Maceió é conhecida por seu mar azul, mas estas não são as únicas águas que banham a cidade. A lagoa Mundaú limita um lado escondido da capital. Suas margens dão o contorno à periferia da parte baixa de Maceió, uma população pobre que, em grande parte, sobrevive do sururu, um molusco que vive na lama da lagoa. O sururu é o prato mais típico da culinária alagoana, o alimento principal dos pescadores que moram à beira da Mundaú e, assim como o mangue onde é encontrado, faz parte da identidade cultural do alagoano. É no mangue que começa “Cavalo”, na lama.

As primeiras imagens do filme remetem ao mito do surgimento do homem, segundo o candomblé, pelas mãos do orixá Nanã. Atores nas águas do mangue dançam, encenando o momento de criação. Alagoas, o homem, a religião e a dança. O longa de Rafhael Barbosa e Werner Salles Bagetti concentra todos os aspectos de seu filme na cena inicial. Ou quase todos. “Cavalo” também é sobre o processo, o mecanismo que conecta todos estes elementos, que os diretores resolvem trazer para o primeiro plano, desnudando parcialmente suas intenções e estratégias. Parcialmente porque a relação entre o bastidor e o mágico atravessa todo o filme.

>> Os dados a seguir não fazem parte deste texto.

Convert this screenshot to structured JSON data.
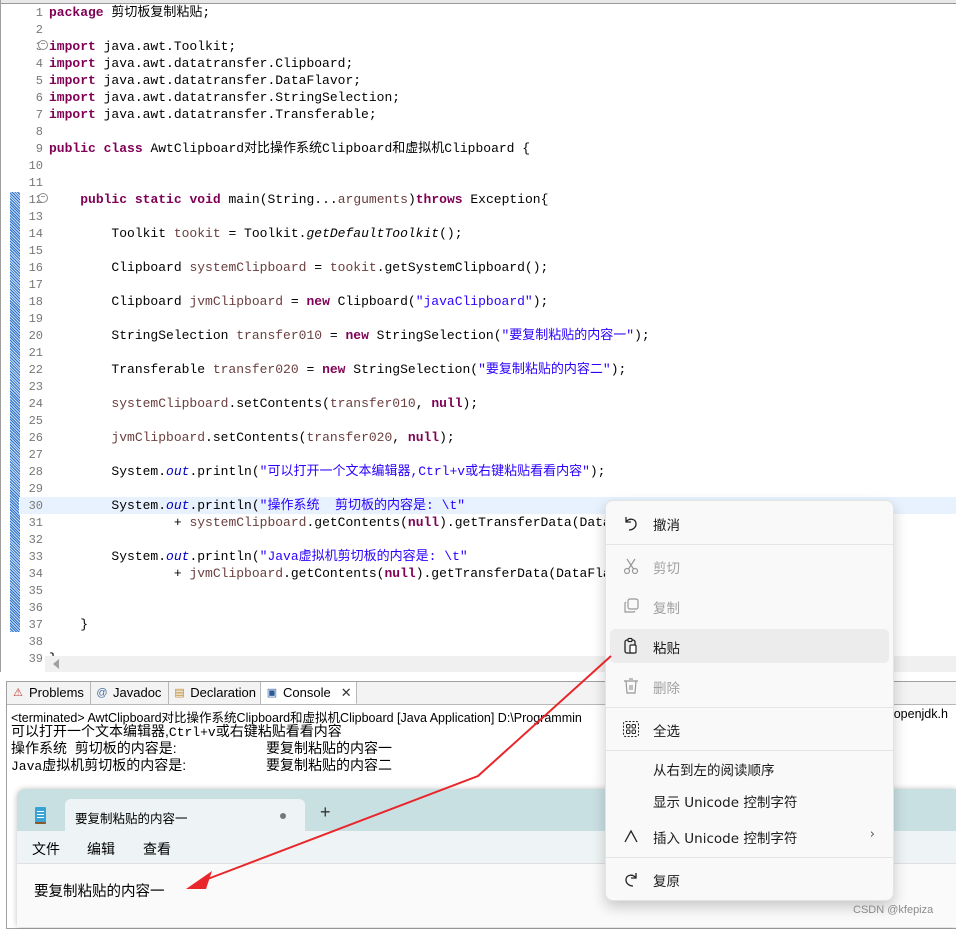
{
  "editor": {
    "lines": [
      {
        "n": "1",
        "html": "<span class='kw'>package</span> 剪切板复制粘贴;"
      },
      {
        "n": "2",
        "html": ""
      },
      {
        "n": "3",
        "fold": true,
        "html": "<span class='kw'>import</span> java.awt.Toolkit;"
      },
      {
        "n": "4",
        "html": "<span class='kw'>import</span> java.awt.datatransfer.Clipboard;"
      },
      {
        "n": "5",
        "html": "<span class='kw'>import</span> java.awt.datatransfer.DataFlavor;"
      },
      {
        "n": "6",
        "html": "<span class='kw'>import</span> java.awt.datatransfer.StringSelection;"
      },
      {
        "n": "7",
        "html": "<span class='kw'>import</span> java.awt.datatransfer.Transferable;"
      },
      {
        "n": "8",
        "html": ""
      },
      {
        "n": "9",
        "html": "<span class='kw'>public</span> <span class='kw'>class</span> AwtClipboard对比操作系统Clipboard和虚拟机Clipboard {"
      },
      {
        "n": "10",
        "html": ""
      },
      {
        "n": "11",
        "html": ""
      },
      {
        "n": "12",
        "fold": true,
        "html": "    <span class='kw'>public</span> <span class='kw'>static</span> <span class='kw'>void</span> main(String...<span class='var'>arguments</span>)<span class='kw'>throws</span> Exception{"
      },
      {
        "n": "13",
        "html": ""
      },
      {
        "n": "14",
        "html": "        Toolkit <span class='var'>tookit</span> = Toolkit.<span class='it'>getDefaultToolkit</span>();"
      },
      {
        "n": "15",
        "html": ""
      },
      {
        "n": "16",
        "html": "        Clipboard <span class='var'>systemClipboard</span> = <span class='var'>tookit</span>.getSystemClipboard();"
      },
      {
        "n": "17",
        "html": ""
      },
      {
        "n": "18",
        "html": "        Clipboard <span class='var'>jvmClipboard</span> = <span class='kw'>new</span> Clipboard(<span class='str'>\"javaClipboard\"</span>);"
      },
      {
        "n": "19",
        "html": ""
      },
      {
        "n": "20",
        "html": "        StringSelection <span class='var'>transfer010</span> = <span class='kw'>new</span> StringSelection(<span class='str'>\"要复制粘贴的内容一\"</span>);"
      },
      {
        "n": "21",
        "html": ""
      },
      {
        "n": "22",
        "html": "        Transferable <span class='var'>transfer020</span> = <span class='kw'>new</span> StringSelection(<span class='str'>\"要复制粘贴的内容二\"</span>);"
      },
      {
        "n": "23",
        "html": ""
      },
      {
        "n": "24",
        "html": "        <span class='var'>systemClipboard</span>.setContents(<span class='var'>transfer010</span>, <span class='kw'>null</span>);"
      },
      {
        "n": "25",
        "html": ""
      },
      {
        "n": "26",
        "html": "        <span class='var'>jvmClipboard</span>.setContents(<span class='var'>transfer020</span>, <span class='kw'>null</span>);"
      },
      {
        "n": "27",
        "html": ""
      },
      {
        "n": "28",
        "html": "        System.<span class='fld'>out</span>.println(<span class='str'>\"可以打开一个文本编辑器,Ctrl+v或右键粘贴看看内容\"</span>);"
      },
      {
        "n": "29",
        "html": ""
      },
      {
        "n": "30",
        "current": true,
        "html": "        System.<span class='fld'>out</span>.println(<span class='str'>\"操作系统  剪切板的内容是: \\t\"</span>"
      },
      {
        "n": "31",
        "html": "                + <span class='var'>systemClipboard</span>.getContents(<span class='kw'>null</span>).getTransferData(DataFlavor.<span class='fld'>stringFlavor</span>));"
      },
      {
        "n": "32",
        "html": ""
      },
      {
        "n": "33",
        "html": "        System.<span class='fld'>out</span>.println(<span class='str'>\"Java虚拟机剪切板的内容是: \\t\"</span>"
      },
      {
        "n": "34",
        "html": "                + <span class='var'>jvmClipboard</span>.getContents(<span class='kw'>null</span>).getTransferData(DataFlavor.<span class='fld'>stringFlavor</span>));"
      },
      {
        "n": "35",
        "html": ""
      },
      {
        "n": "36",
        "html": ""
      },
      {
        "n": "37",
        "html": "    }"
      },
      {
        "n": "38",
        "html": ""
      },
      {
        "n": "39",
        "html": "}"
      }
    ]
  },
  "panel": {
    "tabs": [
      {
        "label": "Problems",
        "icon": "problems-icon"
      },
      {
        "label": "Javadoc",
        "icon": "javadoc-icon"
      },
      {
        "label": "Declaration",
        "icon": "declaration-icon"
      },
      {
        "label": "Console",
        "icon": "console-icon",
        "active": true
      }
    ],
    "console_status": "<terminated> AwtClipboard对比操作系统Clipboard和虚拟机Clipboard [Java Application] D:\\Programmin",
    "console_status_tail": "tj.openjdk.h",
    "output": [
      {
        "prefix": "可以打开一个文本编辑器,",
        "mono": "Ctrl+v",
        "suffix": "或右键粘贴看看内容",
        "value": ""
      },
      {
        "prefix": "操作系统  剪切板的内容是:",
        "mono": "",
        "suffix": "",
        "value": "要复制粘贴的内容一"
      },
      {
        "prefix": "",
        "mono": "Java",
        "suffix": "虚拟机剪切板的内容是:",
        "value": "要复制粘贴的内容二"
      }
    ]
  },
  "notepad": {
    "tab_title": "要复制粘贴的内容一",
    "new_tab": "+",
    "menus": [
      "文件",
      "编辑",
      "查看"
    ],
    "content": "要复制粘贴的内容一"
  },
  "context_menu": {
    "items": [
      {
        "label": "撤消",
        "icon": "undo-icon",
        "state": "normal"
      },
      {
        "label": "剪切",
        "icon": "cut-icon",
        "state": "disabled"
      },
      {
        "label": "复制",
        "icon": "copy-icon",
        "state": "disabled"
      },
      {
        "label": "粘贴",
        "icon": "paste-icon",
        "state": "hover"
      },
      {
        "label": "删除",
        "icon": "delete-icon",
        "state": "disabled"
      },
      {
        "label": "全选",
        "icon": "select-all-icon",
        "state": "normal"
      },
      {
        "label": "从右到左的阅读顺序",
        "icon": "",
        "state": "normal"
      },
      {
        "label": "显示 Unicode 控制字符",
        "icon": "",
        "state": "normal"
      },
      {
        "label": "插入 Unicode 控制字符",
        "icon": "insert-unicode-icon",
        "state": "normal",
        "submenu": "›"
      },
      {
        "label": "复原",
        "icon": "redo-icon",
        "state": "normal"
      }
    ]
  },
  "watermark": "CSDN @kfepiza",
  "colors": {
    "annotation_arrow": "#e8262b",
    "keyword": "#7f0055",
    "string": "#2a00ff"
  }
}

Os bastidores aparecem nas cenas onde um grupo de dançarinos ocupa um palcos e salões com movimentos fortes que muitas vezes parecem fazer referência aos movimentos do candomblé. Em determinada cena do filme, um deles explica o que caracteriza esses movimentos na religião: o uso da força das pernas, a imponência, segurança. Cavalo. O balé no filme assume um tom ritualístico que não apenas reverencia o corpo como o apresenta como canal para a manifestação de uma religiosidade. Instrumento de fé. De resiliência, de um povo em busca de suas origens.

Se o homem nasceu em Alagoas, o homem nasceu negro. E negros são os sete protagonistas do filme que, cada uma a sua maneira, parecem procurar sua conexão mais íntima com sua etnia, seja na religião, na lama do mangue, na cultura hip hop, na própria história de luta de uma população. Se o pai de santo, pela voz de uma entidade, canta “sou de Alagoas”, o rapper faz rimas que lembram que sua identidade está associada à geografia e o professor pede para que os jovens se espelhem nos personagens que simbolizam essa luta. O estado é a terra de Zumbi, de Dandara e do Quilombo dos Palmares.

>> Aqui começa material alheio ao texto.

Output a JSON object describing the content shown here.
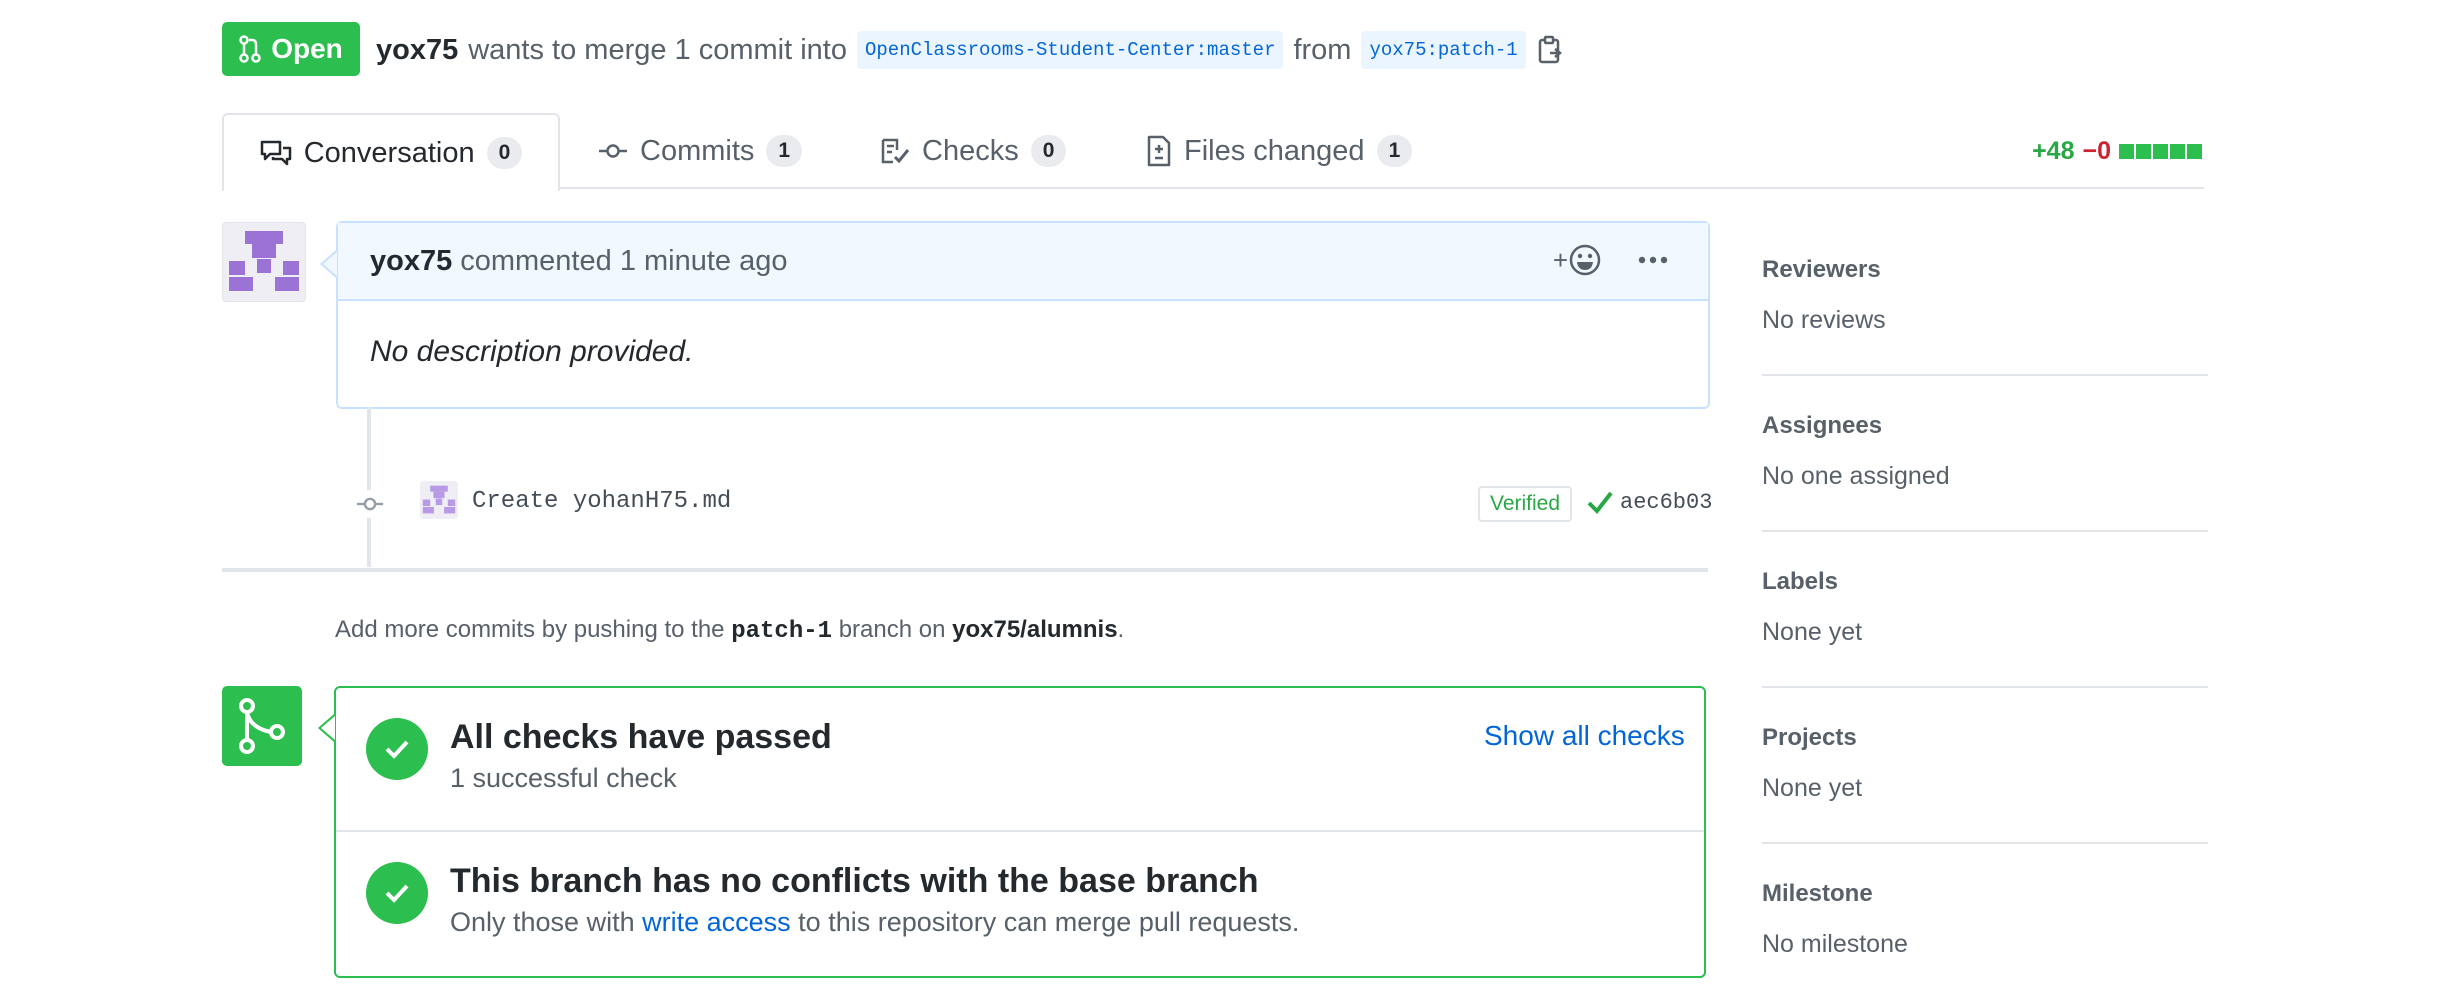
{
  "pr_header": {
    "state": "Open",
    "author": "yox75",
    "merge_text": "wants to merge 1 commit into",
    "base_ref": "OpenClassrooms-Student-Center:master",
    "from_text": "from",
    "head_ref": "yox75:patch-1"
  },
  "tabs": [
    {
      "label": "Conversation",
      "count": "0"
    },
    {
      "label": "Commits",
      "count": "1"
    },
    {
      "label": "Checks",
      "count": "0"
    },
    {
      "label": "Files changed",
      "count": "1"
    }
  ],
  "diffstat": {
    "additions": "+48",
    "deletions": "−0"
  },
  "comment": {
    "author": "yox75",
    "action": "commented",
    "time": "1 minute ago",
    "body": "No description provided.",
    "reaction_plus": "+"
  },
  "commit": {
    "message": "Create yohanH75.md",
    "verified": "Verified",
    "sha": "aec6b03"
  },
  "push_hint": {
    "prefix": "Add more commits by pushing to the",
    "branch": "patch-1",
    "middle": "branch on",
    "repo": "yox75/alumnis",
    "suffix": "."
  },
  "merge_box": {
    "checks_title": "All checks have passed",
    "checks_sub": "1 successful check",
    "show_checks": "Show all checks",
    "conflict_title": "This branch has no conflicts with the base branch",
    "conflict_sub_prefix": "Only those with",
    "conflict_sub_link": "write access",
    "conflict_sub_suffix": "to this repository can merge pull requests."
  },
  "sidebar": [
    {
      "heading": "Reviewers",
      "value": "No reviews"
    },
    {
      "heading": "Assignees",
      "value": "No one assigned"
    },
    {
      "heading": "Labels",
      "value": "None yet"
    },
    {
      "heading": "Projects",
      "value": "None yet"
    },
    {
      "heading": "Milestone",
      "value": "No milestone"
    }
  ],
  "colors": {
    "success": "#2cbe4e",
    "link": "#0366d6",
    "deletion": "#cb2431",
    "comment_header": "#f1f8ff"
  }
}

São muitos os aspectos que o filme aborda e, mesmo que os diretores tentem alinhavá-los através da consciência de que o corpo é o espaço sagrado para guardar e equilibrar todos eles, nem sempre esse equilíbrio parece completamente consistente. O tempo dedicado aos bastidores às vezes parece entrar em conflito com os elementos mágicos ou sobrenaturais que permeiam o filme. O que apazigua as coisas é que ao trazer o debate sobre o formato de documentário híbrido para um diálogo entre dois personagens, onde um deles encarna a dualidade de interpretar um orixá mulher, o próprio filme parece reconhecer seu conflito.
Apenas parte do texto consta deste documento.